Figure 3. RPA stimulates XPF‐ERCC1 activity by binding to the 5′ arms of a DNA fork substrate.

1. Fluorescence anisotropy assay to determine the binding constants of RPA for either “simple fork” or “+leading‐strand” substrates. The blue diamonds denote the fluorophore‐labelled nucleotides.
2. Nuclease activity of XE on “+leading strand” or DNA:RNA hybrid (5′ ssRNA on the bottom strand) substrates in the presence or absence of 80 nM RPA. RPA cannot stimulate XE to overcome the inhibition of a model nascent leading strand when the 5′‐ssDNA overhang is replaced with 5′ ssRNA. Green line denotes RNA.
3. (Top panel) Nuclease activity of XE on “+leading‐strand” substrate in the presence or absence of either the WT RPA or the truncated RPA (RPA70C442). (Bottom panel) A schematic representation of the structural domains of WT RPA and RPA70C442. Purple boxes represent the DNA‐binding domains (DBD) designated as A–F. The orange box represents the winged helix domain.

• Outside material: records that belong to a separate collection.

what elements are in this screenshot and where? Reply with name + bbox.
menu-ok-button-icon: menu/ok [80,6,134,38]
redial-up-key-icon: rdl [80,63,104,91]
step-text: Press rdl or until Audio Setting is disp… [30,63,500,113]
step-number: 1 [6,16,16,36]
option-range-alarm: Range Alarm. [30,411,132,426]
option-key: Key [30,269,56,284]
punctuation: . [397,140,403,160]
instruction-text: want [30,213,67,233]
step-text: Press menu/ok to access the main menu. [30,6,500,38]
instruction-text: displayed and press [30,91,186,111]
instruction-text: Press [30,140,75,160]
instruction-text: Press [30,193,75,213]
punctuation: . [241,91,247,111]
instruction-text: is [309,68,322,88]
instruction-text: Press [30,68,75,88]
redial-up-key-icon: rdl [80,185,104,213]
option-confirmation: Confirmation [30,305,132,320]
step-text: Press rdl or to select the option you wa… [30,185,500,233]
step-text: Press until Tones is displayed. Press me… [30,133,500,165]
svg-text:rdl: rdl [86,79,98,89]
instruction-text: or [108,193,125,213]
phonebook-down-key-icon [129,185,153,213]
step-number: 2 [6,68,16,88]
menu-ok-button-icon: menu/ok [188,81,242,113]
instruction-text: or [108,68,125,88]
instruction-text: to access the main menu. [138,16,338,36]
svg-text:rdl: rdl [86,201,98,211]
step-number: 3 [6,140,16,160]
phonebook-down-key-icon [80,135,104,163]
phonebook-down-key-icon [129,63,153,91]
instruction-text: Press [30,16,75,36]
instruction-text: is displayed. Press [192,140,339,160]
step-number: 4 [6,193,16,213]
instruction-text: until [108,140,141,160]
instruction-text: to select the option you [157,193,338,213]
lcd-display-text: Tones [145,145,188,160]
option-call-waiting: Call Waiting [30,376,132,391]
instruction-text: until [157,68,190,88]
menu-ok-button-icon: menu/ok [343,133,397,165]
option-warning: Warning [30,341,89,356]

RPA70, RPA32 and RPA14 denote the three subunits of RPA.
4. Limited proteolysis assay to determine structural changes in RPA in the presence or absence of the indicated substrates. 800 nM RPA was incubated with 100 nM unlabelled DNA substrates (simple fork; +leading strand; or no DNA) prior to digestion with 500 nM trypsin in a time course. Reaction samples were separated in Bis‐Tris SDS–PAGE (4–12%) and stained with InstantBlue. Red arrows indicated tryptic digestion pattern of RPA.